Im Alter von sechs Jahren griff T. J. Klune zu Stift und Papier und schrieb eine mitreißende Fanfiction zum Videospiel »Super Metroid«. Zu seinem Verdruss meldete sich die Videospiel-Company nie zu seiner verbesserten Variante der Handlung zurück. Doch die Begeisterung für Geschichten hat T. J. Klune auch über dreißig Jahre nach seinem ersten Versuch nicht verlassen. Nachdem er einige Zeit als Schadensregulierer bei einer Versicherung gearbeitet hat, widmet er sich inzwischen ganz dem Schreiben. Für die herausragende Darstellung queerer Figuren in seinen Romanen wurde er mit dem Lambda Literary Award ausgezeichnet. Mit seinem Roman »Mr. Parnassus' Heim für magisch Begabte« gelang T. J. Klune der Durchbruch als international gefeierter Bestsellerautor.

ZWEI


»Mr. Baker!«

Linus stöhnte innerlich. Der Tag war bisher so gut verlaufen. Na ja, irgendwie. Zwar prangte nun ein orangefarbener Dressingfleck auf seinem weißen Hemd, der von dem schlaffen Salat stammte, den er an der Essensausgabe erworben hatte – ein hartnäckiger Fleck, der nur weiter verschmiert war, als er ihn hatte wegwischen wollen. Und der Regen, der donnernd auf das Dach trommelte, schien keinerlei Anstalten zu machen, sich auch nur abzuschwächen. Natürlich hatte Linus wieder seinen Schirm zu Hause vergessen.

Doch abgesehen davon war der Tag bisher gut verlaufen.

Überwiegend gut.

Das Klappern der Computertastaturen ringsum verstummte, als Ms. Jenkins sich näherte. Sie war eine strenge Frau mit so straff zurückgebundenen Haaren, dass diese ihre zusammengewachsenen Augenbrauen bis auf die Mitte ihrer Stirn hochzogen. Hin und wieder fragte sich Linus, ob sie eigentlich auch nur ein einziges Mal in ihrem Leben gelächelt hatte. Wohl eher nicht. Ms. Jenkins war eine mürrische Frau mit dem Gemüt einer gereizten Natter.

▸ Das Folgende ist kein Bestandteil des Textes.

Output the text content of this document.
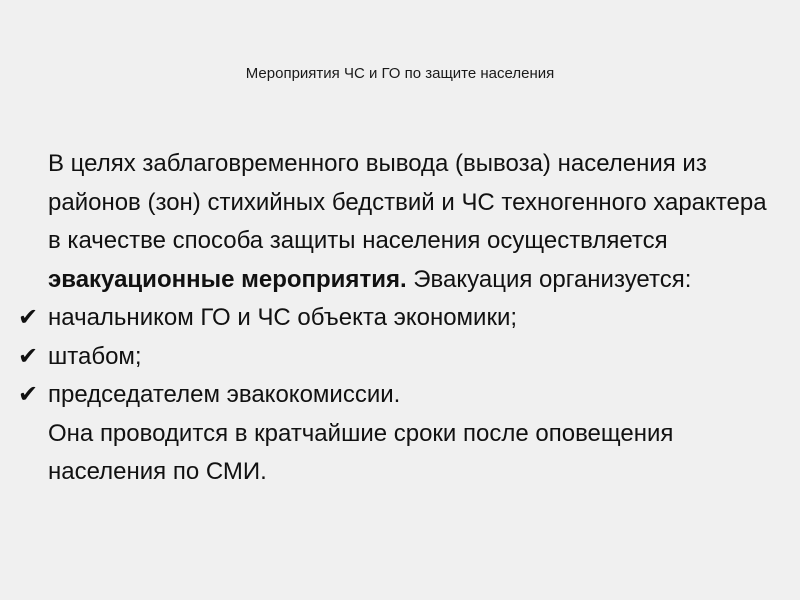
Мероприятия ЧС и ГО по защите населения

В целях заблаговременного вывода (вывоза) населения из районов (зон) стихийных бедствий и ЧС техногенного характера в качестве способа защиты населения осуществляется эвакуационные мероприятия. Эвакуация организуется:

✔ начальником ГО и ЧС объекта экономики;
✔ штабом;
✔ председателем эвакокомиссии.

Она проводится в кратчайшие сроки после оповещения населения по СМИ.
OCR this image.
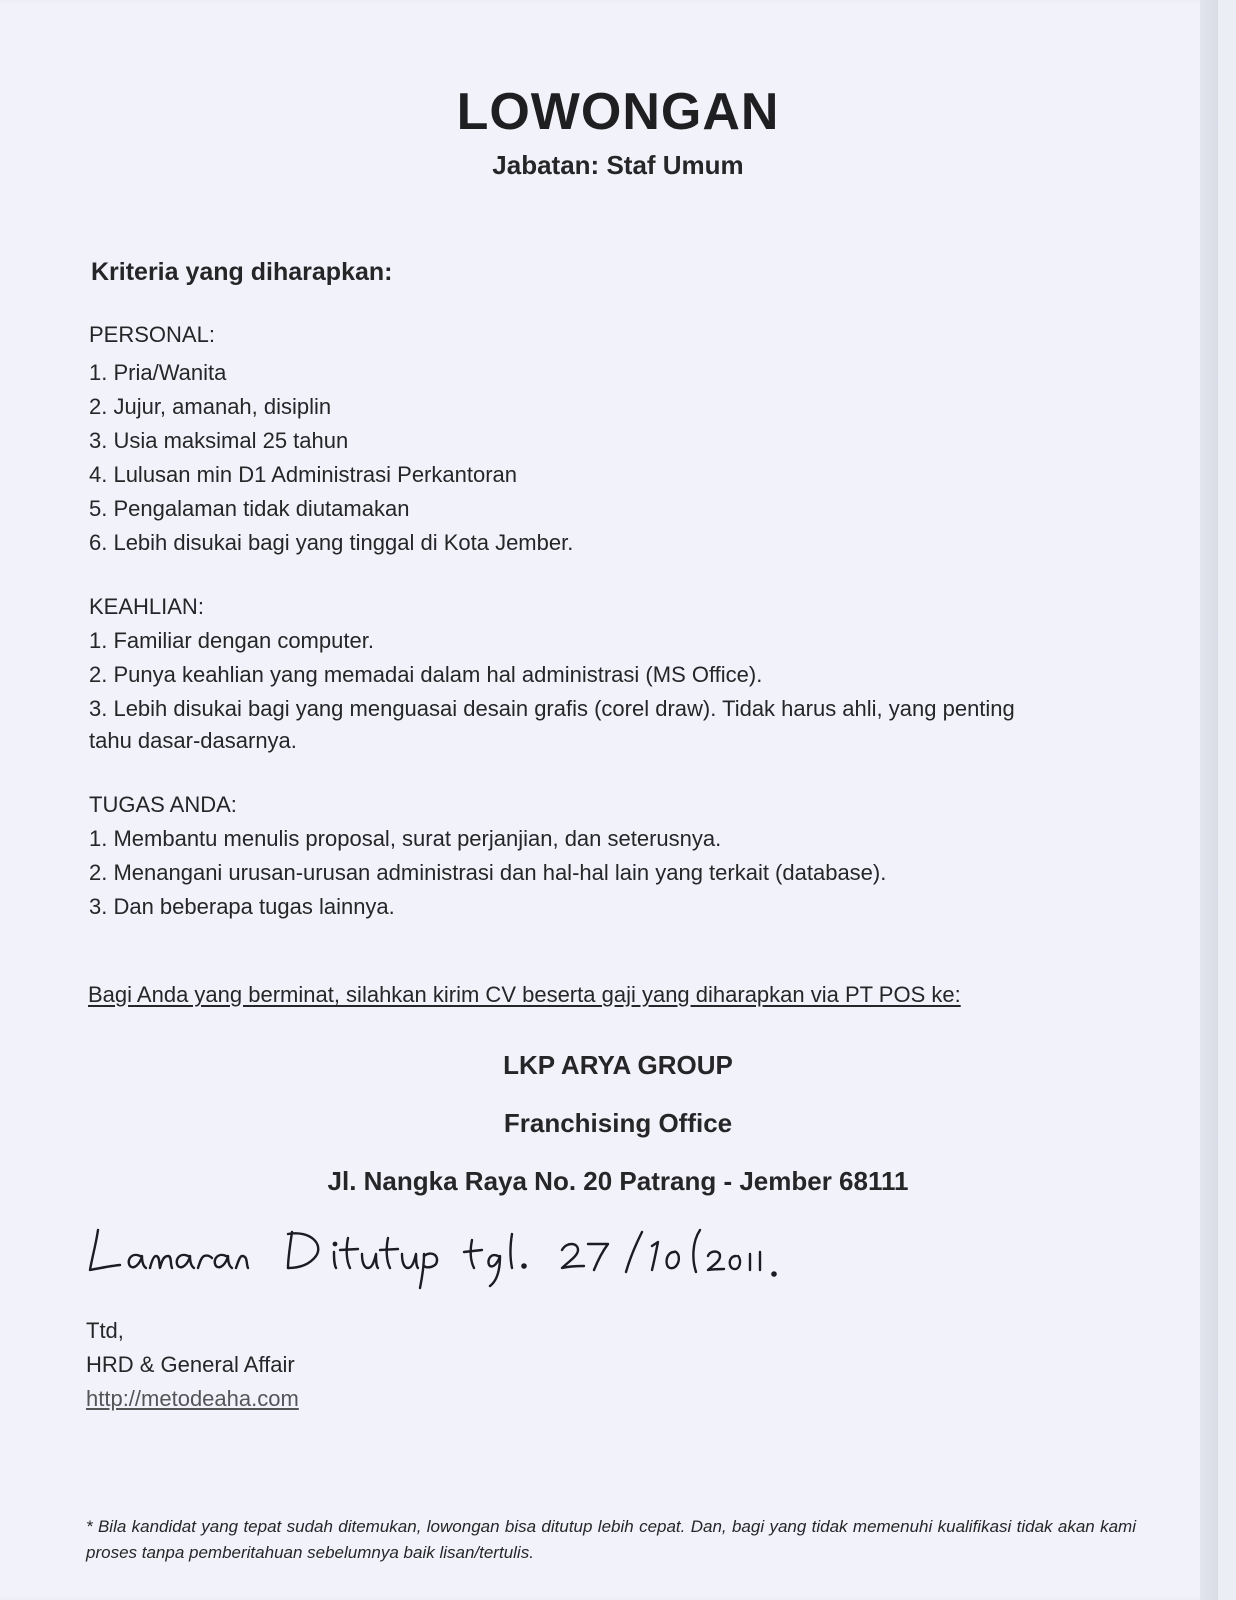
LOWONGAN
Jabatan: Staf Umum
Kriteria yang diharapkan:
PERSONAL:
1. Pria/Wanita
2. Jujur, amanah, disiplin
3. Usia maksimal 25 tahun
4. Lulusan min D1 Administrasi Perkantoran
5. Pengalaman tidak diutamakan
6. Lebih disukai bagi yang tinggal di Kota Jember.
KEAHLIAN:
1. Familiar dengan computer.
2. Punya keahlian yang memadai dalam hal administrasi (MS Office).
3. Lebih disukai bagi yang menguasai desain grafis (corel draw). Tidak harus ahli, yang penting
tahu dasar-dasarnya.
TUGAS ANDA:
1. Membantu menulis proposal, surat perjanjian, dan seterusnya.
2. Menangani urusan-urusan administrasi dan hal-hal lain yang terkait (database).
3. Dan beberapa tugas lainnya.
Bagi Anda yang berminat, silahkan kirim CV beserta gaji yang diharapkan via PT POS ke:
LKP ARYA GROUP
Franchising Office
Jl. Nangka Raya No. 20 Patrang - Jember 68111
Ttd,
HRD & General Affair
http://metodeaha.com
* Bila kandidat yang tepat sudah ditemukan, lowongan bisa ditutup lebih cepat. Dan, bagi yang tidak memenuhi kualifikasi tidak akan kami proses tanpa pemberitahuan sebelumnya baik lisan/tertulis.
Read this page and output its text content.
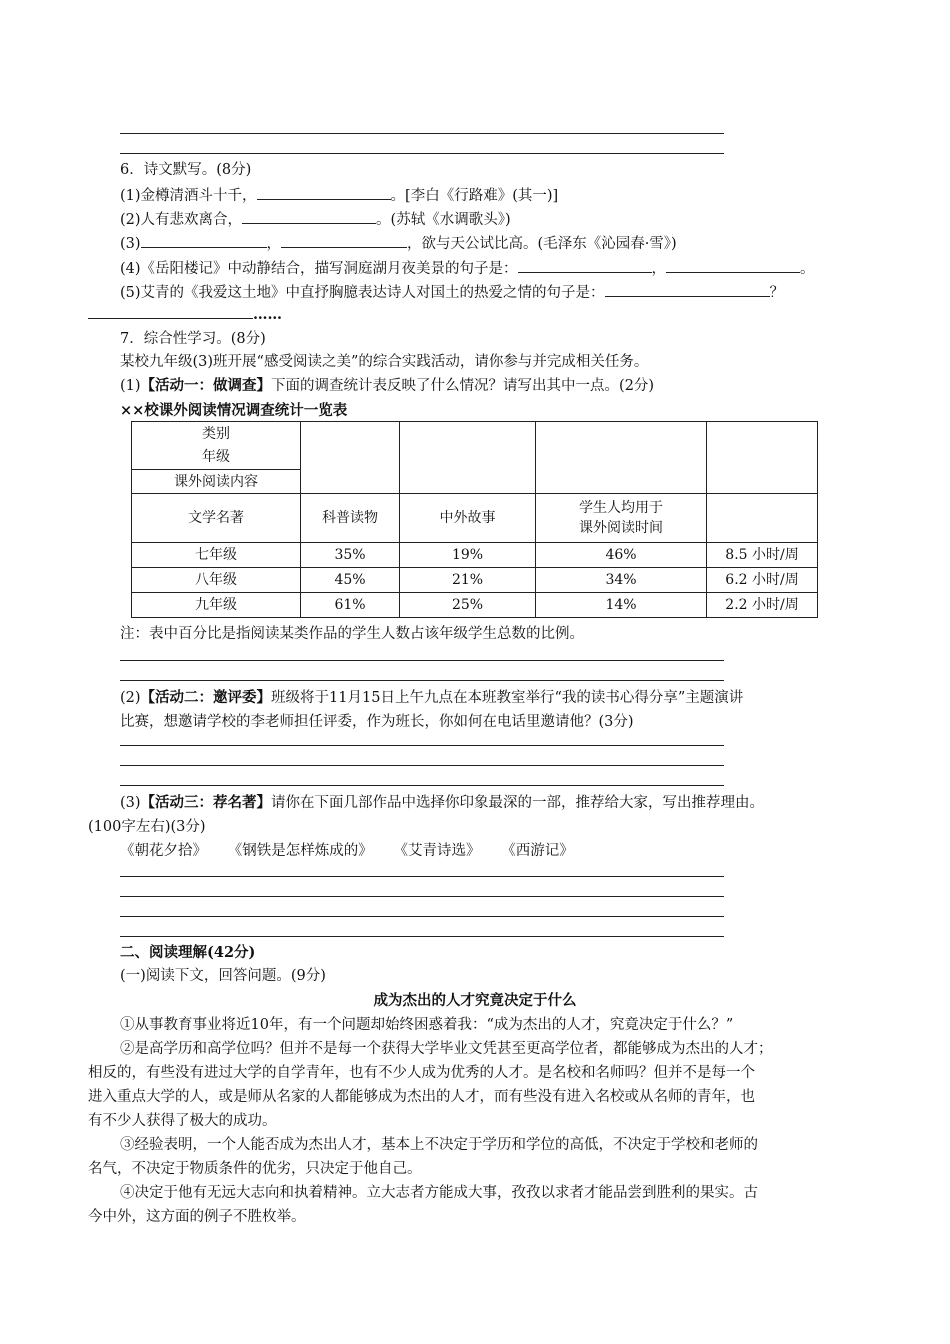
6．诗文默写。(8分)
(1)金樽清酒斗十千，	。[李白《行路难》(其一)]
(2)人有悲欢离合，	。(苏轼《水调歌头》)
(3)	，	，欲与天公试比高。(毛泽东《沁园春·雪》)
(4)《岳阳楼记》中动静结合，描写洞庭湖月夜美景的句子是：	，	。
(5)艾青的《我爱这土地》中直抒胸臆表达诗人对国土的热爱之情的句子是：	？
……
7．综合性学习。(8分)
某校九年级(3)班开展“感受阅读之美”的综合实践活动，请你参与并完成相关任务。
(1)【活动一：做调查】下面的调查统计表反映了什么情况？请写出其中一点。(2分)
××校课外阅读情况调查统计一览表
类别				
年级				
课外阅读内容				
文学名著	科普读物	中外故事	学生人均用于
课外阅读时间	
七年级	35%	19%	46%	8.5 小时/周
八年级	45%	21%	34%	6.2 小时/周
九年级	61%	25%	14%	2.2 小时/周
注：表中百分比是指阅读某类作品的学生人数占该年级学生总数的比例。
(2)【活动二：邀评委】班级将于11月15日上午九点在本班教室举行“我的读书心得分享”主题演讲
比赛，想邀请学校的李老师担任评委，作为班长，你如何在电话里邀请他？(3分)
(3)【活动三：荐名著】请你在下面几部作品中选择你印象最深的一部，推荐给大家，写出推荐理由。
(100字左右)(3分)
《朝花夕拾》 《钢铁是怎样炼成的》 《艾青诗选》 《西游记》
二、阅读理解(42分)
(一)阅读下文，回答问题。(9分)
成为杰出的人才究竟决定于什么
①从事教育事业将近10年，有一个问题却始终困惑着我：“成为杰出的人才，究竟决定于什么？”
②是高学历和高学位吗？但并不是每一个获得大学毕业文凭甚至更高学位者，都能够成为杰出的人才；
相反的，有些没有进过大学的自学青年，也有不少人成为优秀的人才。是名校和名师吗？但并不是每一个
进入重点大学的人，或是师从名家的人都能够成为杰出的人才，而有些没有进入名校或从名师的青年，也
有不少人获得了极大的成功。
③经验表明，一个人能否成为杰出人才，基本上不决定于学历和学位的高低，不决定于学校和老师的
名气，不决定于物质条件的优劣，只决定于他自己。
④决定于他有无远大志向和执着精神。立大志者方能成大事，孜孜以求者才能品尝到胜利的果实。古
今中外，这方面的例子不胜枚举。
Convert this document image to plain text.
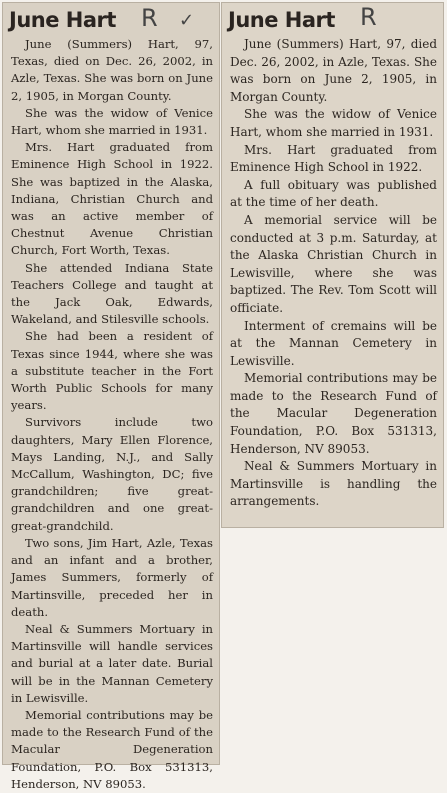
June Hart R ✓

June (Summers) Hart, 97, Texas, died on Dec. 26, 2002, in Azle, Texas. She was born on June 2, 1905, in Morgan County.

She was the widow of Venice Hart, whom she married in 1931.

Mrs. Hart graduated from Eminence High School in 1922. She was baptized in the Alaska, Indiana, Christian Church and was an active member of Chestnut Avenue Christian Church, Fort Worth, Texas.

She attended Indiana State Teachers College and taught at the Jack Oak, Edwards, Wakeland, and Stilesville schools.

She had been a resident of Texas since 1944, where she was a substitute teacher in the Fort Worth Public Schools for many years.

Survivors include two daughters, Mary Ellen Florence, Mays Landing, N.J., and Sally McCallum, Washington, DC; five grandchildren; five great-grandchildren and one great-great-grandchild.

Two sons, Jim Hart, Azle, Texas and an infant and a brother, James Summers, formerly of Martinsville, preceded her in death.

Neal & Summers Mortuary in Martinsville will handle services and burial at a later date. Burial will be in the Mannan Cemetery in Lewisville.

Memorial contributions may be made to the Research Fund of the Macular Degeneration Foundation, P.O. Box 531313, Henderson, NV 89053.

June Hart R

June (Summers) Hart, 97, died Dec. 26, 2002, in Azle, Texas. She was born on June 2, 1905, in Morgan County.

She was the widow of Venice Hart, whom she married in 1931.

Mrs. Hart graduated from Eminence High School in 1922.

A full obituary was published at the time of her death.

A memorial service will be conducted at 3 p.m. Saturday, at the Alaska Christian Church in Lewisville, where she was baptized. The Rev. Tom Scott will officiate.

Interment of cremains will be at the Mannan Cemetery in Lewisville.

Memorial contributions may be made to the Research Fund of the Macular Degeneration Foundation, P.O. Box 531313, Henderson, NV 89053.

Neal & Summers Mortuary in Martinsville is handling the arrangements.
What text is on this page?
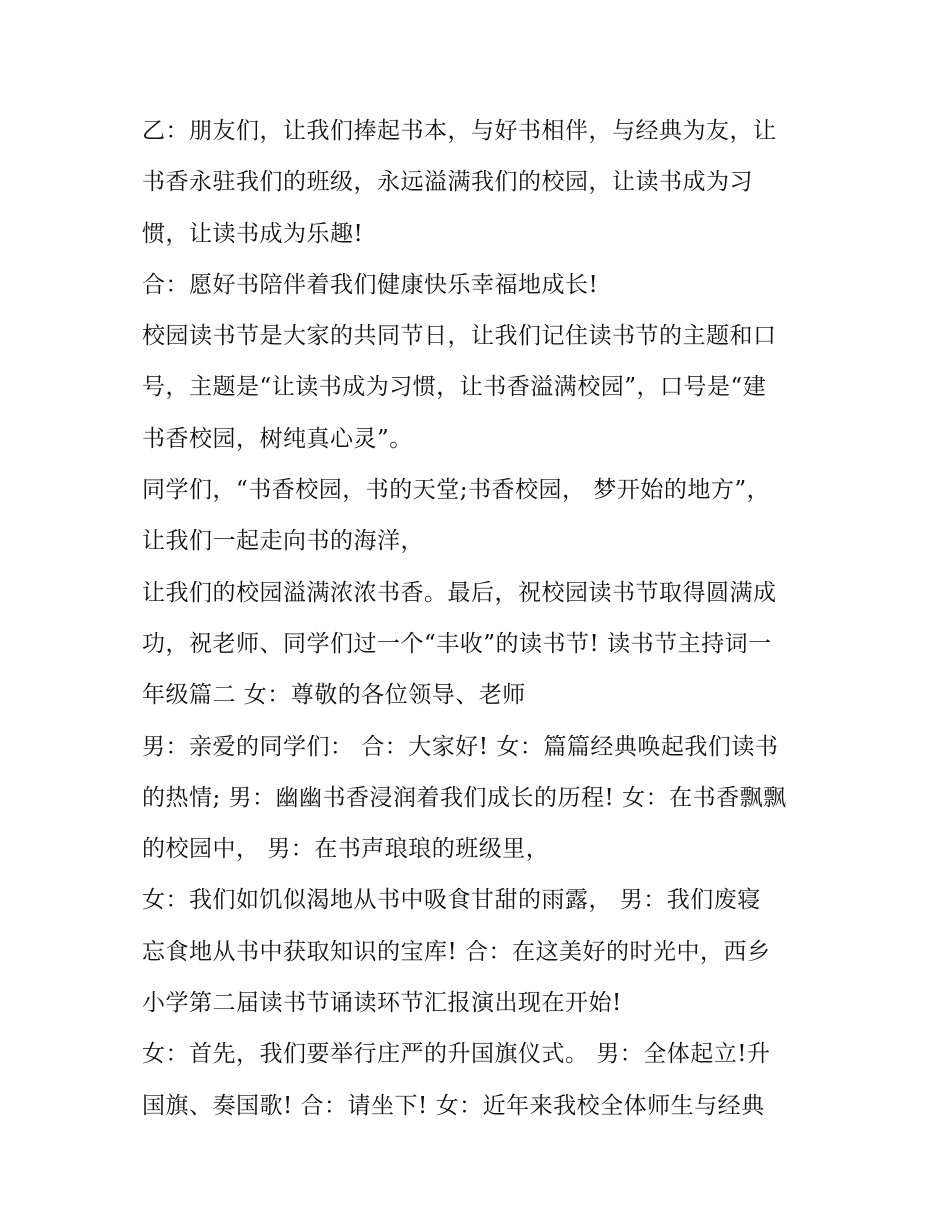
乙：朋友们，让我们捧起书本，与好书相伴，与经典为友，让
书香永驻我们的班级，永远溢满我们的校园，让读书成为习
惯，让读书成为乐趣!
合：愿好书陪伴着我们健康快乐幸福地成长!
校园读书节是大家的共同节日，让我们记住读书节的主题和口
号，主题是“让读书成为习惯，让书香溢满校园”，口号是“建
书香校园，树纯真心灵”。
同学们，“书香校园，书的天堂;书香校园， 梦开始的地方”，
让我们一起走向书的海洋，
让我们的校园溢满浓浓书香。最后，祝校园读书节取得圆满成
功，祝老师、同学们过一个“丰收”的读书节! 读书节主持词一
年级篇二 女：尊敬的各位领导、老师
男：亲爱的同学们： 合：大家好! 女：篇篇经典唤起我们读书
的热情; 男：幽幽书香浸润着我们成长的历程! 女：在书香飘飘
的校园中， 男：在书声琅琅的班级里，
女：我们如饥似渴地从书中吸食甘甜的雨露， 男：我们废寝
忘食地从书中获取知识的宝库! 合：在这美好的时光中，西乡
小学第二届读书节诵读环节汇报演出现在开始!
女：首先，我们要举行庄严的升国旗仪式。 男：全体起立!升
国旗、奏国歌! 合：请坐下! 女：近年来我校全体师生与经典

Außerdem war sie seine Vorgesetzte, und Linus Baker lebte in ständiger Furcht davor, sie zu verärgern.

Nun zog er nervös seinen Hemdkragen zurecht, während sie sich zwischen den vielen Schreibtischen hindurch auf ihn zubewegte. Ihre Absätze knallten laut auf den kalten Steinboden. Dicht hinter ihr lief ihr Assistent, ein widerlicher Schleimer namens Gunther, wie immer mit einem Klemmbrett und einem abartig langen Bleistift ausgestattet, mit dem er all jene aufzuschreiben pflegte, die nachlässig zu arbeiten schienen. Am Ende jedes Tages wurde diese Aufstellung zusammengefasst, und es wurden entsprechend Strafpunkte in die Wochenliste eingetragen. Wer am Ende der Woche mehr als fünf Strafpunkte hatte, bekam einen Eintrag in die Personalakte. Was nun wirklich niemand wollte.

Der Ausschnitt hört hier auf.